When an heir has been bequeathed an inheritance subject to a condition, he/she has an election whether to adiate or repudiate, the consequence of adiation being that he/she must comply with the specific condition. An example of such a condition would be where, for example, the heir is bequeathed an immoveable property subject to payment into the estate of R100 000.00 in cash. If the heir adiates he/she must pay in the money, if he/she repudiates he/she will lose the inheritance altogether along with any other benefits conferred upon him/her in the will. This means that if the will stipulates two separate elections and he/she repudiates one, he/she loses the other as well. Massing, as mentioned above, is deemed to be a form of election on the basis that the surviving spouse is giving something up in order to benefit. Election must generally be proven by written confirmation submitted to the Master.
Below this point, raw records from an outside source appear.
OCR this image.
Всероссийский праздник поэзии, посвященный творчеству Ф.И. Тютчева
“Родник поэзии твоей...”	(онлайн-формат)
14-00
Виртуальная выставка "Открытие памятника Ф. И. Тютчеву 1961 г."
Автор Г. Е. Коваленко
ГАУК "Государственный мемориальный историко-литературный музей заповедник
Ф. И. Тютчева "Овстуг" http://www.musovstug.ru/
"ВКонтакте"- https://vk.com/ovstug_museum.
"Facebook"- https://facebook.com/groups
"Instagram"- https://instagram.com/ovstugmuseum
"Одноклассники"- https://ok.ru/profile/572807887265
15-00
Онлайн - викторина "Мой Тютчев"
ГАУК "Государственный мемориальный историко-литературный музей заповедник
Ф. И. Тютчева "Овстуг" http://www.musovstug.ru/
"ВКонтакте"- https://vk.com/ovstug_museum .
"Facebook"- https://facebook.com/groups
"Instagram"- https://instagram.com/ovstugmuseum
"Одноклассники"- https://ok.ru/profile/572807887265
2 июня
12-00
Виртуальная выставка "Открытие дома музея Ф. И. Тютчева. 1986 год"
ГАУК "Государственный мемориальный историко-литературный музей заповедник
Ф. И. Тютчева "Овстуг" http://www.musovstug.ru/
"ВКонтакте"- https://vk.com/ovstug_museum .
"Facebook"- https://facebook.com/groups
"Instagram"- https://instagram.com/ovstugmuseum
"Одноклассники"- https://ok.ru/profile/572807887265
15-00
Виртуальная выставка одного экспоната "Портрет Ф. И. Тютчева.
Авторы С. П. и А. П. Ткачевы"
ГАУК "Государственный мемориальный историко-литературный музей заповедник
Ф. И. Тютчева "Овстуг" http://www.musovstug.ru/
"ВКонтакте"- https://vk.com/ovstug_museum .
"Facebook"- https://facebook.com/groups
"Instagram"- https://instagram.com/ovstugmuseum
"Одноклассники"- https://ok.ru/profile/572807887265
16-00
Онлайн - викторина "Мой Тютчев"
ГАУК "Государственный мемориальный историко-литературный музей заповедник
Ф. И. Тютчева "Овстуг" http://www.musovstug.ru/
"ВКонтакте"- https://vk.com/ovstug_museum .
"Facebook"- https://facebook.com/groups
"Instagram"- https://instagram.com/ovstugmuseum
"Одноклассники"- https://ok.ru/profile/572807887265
Where there has been a repudiation of an inheritance what will happen to the repudiated benefits will depend on the terms of the will, if there is one. For example, the testator may have stated in the will that X is to inherit, failing him, Y is to inherit. If X predeceases the testator or repudiates the inheritance then Y will become entitled to it.
Where a benefit has been bequeathed in a will to the deceased's surviving spouse and descendants and then one descendant repudiates his/her share, that share will devolve upon the surviving spouse. This is the case even if the will provides differently. The situation is of course different where there is no surviving spouse. In such as case the share of the repudiating descendant will devolve upon the other descendants per stirpes or as per the will.
On the 13th of August 2013 SARS issued a ruling relating to the donations tax, capital gains tax and estate duty consequences of the repudiation of a right to benefit under a will. This ruling was necessary as there had been no clarification on this issue before. SARS found that there are no tax consequences as far as donations tax and capital gains tax are concerned and that a repudiation cannot be said to be a donation, which would trigger donations tax or a disposal, which would trigger capital gains tax. The estate duty liability would remain the same unless the repudiation resulted in the surviving spouse benefiting in which case the section 4(q) deduction would kick in and less estate duty would be payable.
As always, an attorney with suitable experience should be consulted when any estate planning activities are undertaken. The consequences of massing estates, providing for elections and other similar conditions should be considered carefully so as to ensure that they will not cause unnecessary hardship for survivors or delay the administration process. Tax implications aside, estate planning not undertaken with the assistance of a profession can result in unforeseen difficulties impacting negatively on your loved ones.
The content of this article is intended to provide a general guide to the subject matter. Specialist advice should be sought about your specific circumstances.